Roland hesitated. Had he been attacked by giants, or set upon by fierce beasts, or had the doughtiest hero in all the world challenged him to a duel, or had he been called upon to perform any deed of strength or daring, he would not have paused to think, or to calculate his chances. But to seize Morgan the Fay, this fairy Fortune, while she danced in whirling mazes before him,—he wondered how it could be done. While yet he waited and doubted, the fay suddenly bounded away, and fled from him with the fleetness of a deer hunted by hounds. He followed as fast as his feet would carry him, resolved now that nothing should hinder him from attaining that fortune whose favors are but seldom withheld from the brave. But the fairy, although at times almost within his grasp, was not easily caught. She led him a long chase through gardens and fields, and among thickets of underbrush and briers, and over many a barren, stony waste; and at last she flew over the top of a snow-crowned mountain, and the disappointed knight never saw her again. Then a storm of rain and hail burst from the clouds above; and the lightnings flashed, and the thunder rolled, and all the demons of the air seemed to be abroad. And a gaunt and pale-faced witch came out of a cavern on the mountain-side with a scourge of leather thongs in her hand, and she drove the hero down the slope, and back again into the valley, lashing him at every step furiously and without pity.

"Who are you!" asked he, meekly receiving his punishment. "Who are you who dare thus to scourge a peer of France!"

"My name is Repentance," answered the hag. "It is my duty to punish every one, who through hesitation or neglect fails to seize the fairy fortune at that one golden moment which is allotted him. Go thou, now, back to France. Thy quest is vain. The prize which thou sought has been won by another."

When Roland came down again into the valley, he looked to see the snow-white castle of Morgan the Fay, and he thought to find himself still in the gardens of Fairyland. But it was not so. Castles and towers, rivers and fountains, flowers and birds, dragons and giants, and all that had helped to make up those wondrous scenes, had vanished like the mirage with which he had been so enraptured. Splendid dreams had given place to sober reality. The hero saw before him the desert plains and the rocky mountains of Persia; and a voice whispered to him that fame and fortune were to be attained, not through the pursuit of fairy phantoms and vain chimeras, but by honest, worthy deeds, and noble efforts for the bettering of humanity. In his hasty pursuit of the fairy he had lost the magic sword that he had taken from Falerina. He was now without arms, and he had no horse. He was a stranger, alone in a strange land; and many a weary league and many unknown dangers lay between him and sweet France.

As he stood at the foot of the mountain, pondering upon this strange ending of his visionary quest, an old man drew near, riding upon a mule and leading a war-steed fully caparisoned, with saddle and bridle and trappings of velvet and gold.
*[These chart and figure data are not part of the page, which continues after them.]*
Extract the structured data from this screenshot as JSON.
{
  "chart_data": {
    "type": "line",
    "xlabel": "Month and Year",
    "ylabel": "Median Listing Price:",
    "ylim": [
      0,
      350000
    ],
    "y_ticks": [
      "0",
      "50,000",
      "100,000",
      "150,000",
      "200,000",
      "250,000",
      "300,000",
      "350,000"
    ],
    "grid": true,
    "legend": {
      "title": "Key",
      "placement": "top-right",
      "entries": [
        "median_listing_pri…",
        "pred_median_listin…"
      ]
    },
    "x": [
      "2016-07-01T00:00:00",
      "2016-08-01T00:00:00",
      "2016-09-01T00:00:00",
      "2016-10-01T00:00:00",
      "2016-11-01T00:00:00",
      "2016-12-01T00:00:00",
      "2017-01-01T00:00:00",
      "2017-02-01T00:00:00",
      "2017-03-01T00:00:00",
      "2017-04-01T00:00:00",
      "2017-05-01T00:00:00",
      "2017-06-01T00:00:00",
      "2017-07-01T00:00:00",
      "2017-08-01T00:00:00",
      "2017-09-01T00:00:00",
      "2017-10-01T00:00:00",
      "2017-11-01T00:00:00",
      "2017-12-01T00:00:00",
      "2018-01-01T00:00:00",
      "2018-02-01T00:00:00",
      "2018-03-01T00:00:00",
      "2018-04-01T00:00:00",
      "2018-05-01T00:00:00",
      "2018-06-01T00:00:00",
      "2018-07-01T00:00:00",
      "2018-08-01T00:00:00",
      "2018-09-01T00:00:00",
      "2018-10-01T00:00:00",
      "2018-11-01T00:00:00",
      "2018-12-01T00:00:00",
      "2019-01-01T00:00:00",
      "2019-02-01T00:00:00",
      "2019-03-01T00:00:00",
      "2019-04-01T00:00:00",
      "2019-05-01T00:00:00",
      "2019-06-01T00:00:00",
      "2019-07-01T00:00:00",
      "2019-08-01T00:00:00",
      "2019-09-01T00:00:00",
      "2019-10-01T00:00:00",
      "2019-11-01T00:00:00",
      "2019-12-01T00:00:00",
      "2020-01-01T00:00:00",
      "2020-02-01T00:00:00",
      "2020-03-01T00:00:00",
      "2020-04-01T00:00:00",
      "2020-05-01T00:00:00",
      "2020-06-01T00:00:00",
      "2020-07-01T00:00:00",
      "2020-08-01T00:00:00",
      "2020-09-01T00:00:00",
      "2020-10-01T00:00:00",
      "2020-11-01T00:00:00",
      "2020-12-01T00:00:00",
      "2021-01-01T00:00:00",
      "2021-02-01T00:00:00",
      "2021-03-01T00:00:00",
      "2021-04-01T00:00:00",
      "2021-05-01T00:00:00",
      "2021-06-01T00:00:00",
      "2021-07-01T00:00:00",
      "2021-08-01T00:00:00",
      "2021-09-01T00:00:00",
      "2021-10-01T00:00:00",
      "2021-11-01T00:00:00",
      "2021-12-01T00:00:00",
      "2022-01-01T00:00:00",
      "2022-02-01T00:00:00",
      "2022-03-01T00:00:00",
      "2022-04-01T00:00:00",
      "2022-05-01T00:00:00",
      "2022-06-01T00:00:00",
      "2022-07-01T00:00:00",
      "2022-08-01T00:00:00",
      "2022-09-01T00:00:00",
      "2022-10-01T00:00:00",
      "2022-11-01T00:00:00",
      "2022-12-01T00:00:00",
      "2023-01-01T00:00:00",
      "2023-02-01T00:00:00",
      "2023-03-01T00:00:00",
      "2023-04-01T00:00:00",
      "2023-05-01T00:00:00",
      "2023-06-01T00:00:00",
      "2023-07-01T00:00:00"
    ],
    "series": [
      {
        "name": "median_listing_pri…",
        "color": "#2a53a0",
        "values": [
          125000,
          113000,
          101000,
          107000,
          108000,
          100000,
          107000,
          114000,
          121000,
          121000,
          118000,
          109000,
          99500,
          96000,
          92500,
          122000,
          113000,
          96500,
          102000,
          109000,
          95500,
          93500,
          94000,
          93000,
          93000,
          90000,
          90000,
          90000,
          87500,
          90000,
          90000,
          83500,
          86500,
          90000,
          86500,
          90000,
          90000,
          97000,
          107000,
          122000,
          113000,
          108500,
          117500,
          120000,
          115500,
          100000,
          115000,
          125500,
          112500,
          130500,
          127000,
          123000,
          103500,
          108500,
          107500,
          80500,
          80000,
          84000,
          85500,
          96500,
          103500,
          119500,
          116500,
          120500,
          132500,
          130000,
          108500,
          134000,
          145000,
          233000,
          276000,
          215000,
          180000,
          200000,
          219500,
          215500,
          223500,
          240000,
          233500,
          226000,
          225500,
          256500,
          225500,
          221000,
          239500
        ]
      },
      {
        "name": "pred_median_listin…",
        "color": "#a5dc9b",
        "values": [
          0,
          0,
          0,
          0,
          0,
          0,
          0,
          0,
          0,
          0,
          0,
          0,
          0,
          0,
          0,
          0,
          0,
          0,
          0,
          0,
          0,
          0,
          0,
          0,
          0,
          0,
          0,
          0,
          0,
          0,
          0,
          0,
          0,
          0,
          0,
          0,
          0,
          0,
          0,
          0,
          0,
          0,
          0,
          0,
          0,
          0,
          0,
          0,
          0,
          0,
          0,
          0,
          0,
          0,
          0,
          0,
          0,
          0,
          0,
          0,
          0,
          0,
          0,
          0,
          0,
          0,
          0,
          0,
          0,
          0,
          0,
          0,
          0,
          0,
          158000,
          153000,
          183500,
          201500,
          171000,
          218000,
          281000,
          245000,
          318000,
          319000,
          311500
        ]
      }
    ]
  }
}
Across the saddle bows lay a sword, sheathed in its scabbard, but whose hilt fairly shone with its wealth of priceless gems. The horse was his own lost Brigliadoro, and the sword was Durandal.

"Sir knight," said the old man very courteously, "allow me to be your squire. I bring you your horse and sword. Mount, I pray you, and let us hasten back to France and to Charlemagne, who is in need of your help."

"But the arms of Hector are not yet mine," answered Roland; "and I doubt if I may honorably return without them."

"You can scarcely do otherwise," answered the squire; "for while you waited and dreamed, and hesitated to seize the fairy by the forelock, another knight, a Tartar prince, went boldly in, and seized the prize and bore it away. And he is even now well on his way toward France; for he has vowed that he will win from you the sword Durandal, and thus make all of Hector's matchless arms his own."

Then Roland mounted Brigliadoro, and, followed by the good squire, rode bravely back toward France. But he coveted no longer the arms of Trojan Hector, and felt only happy in the possession of his own.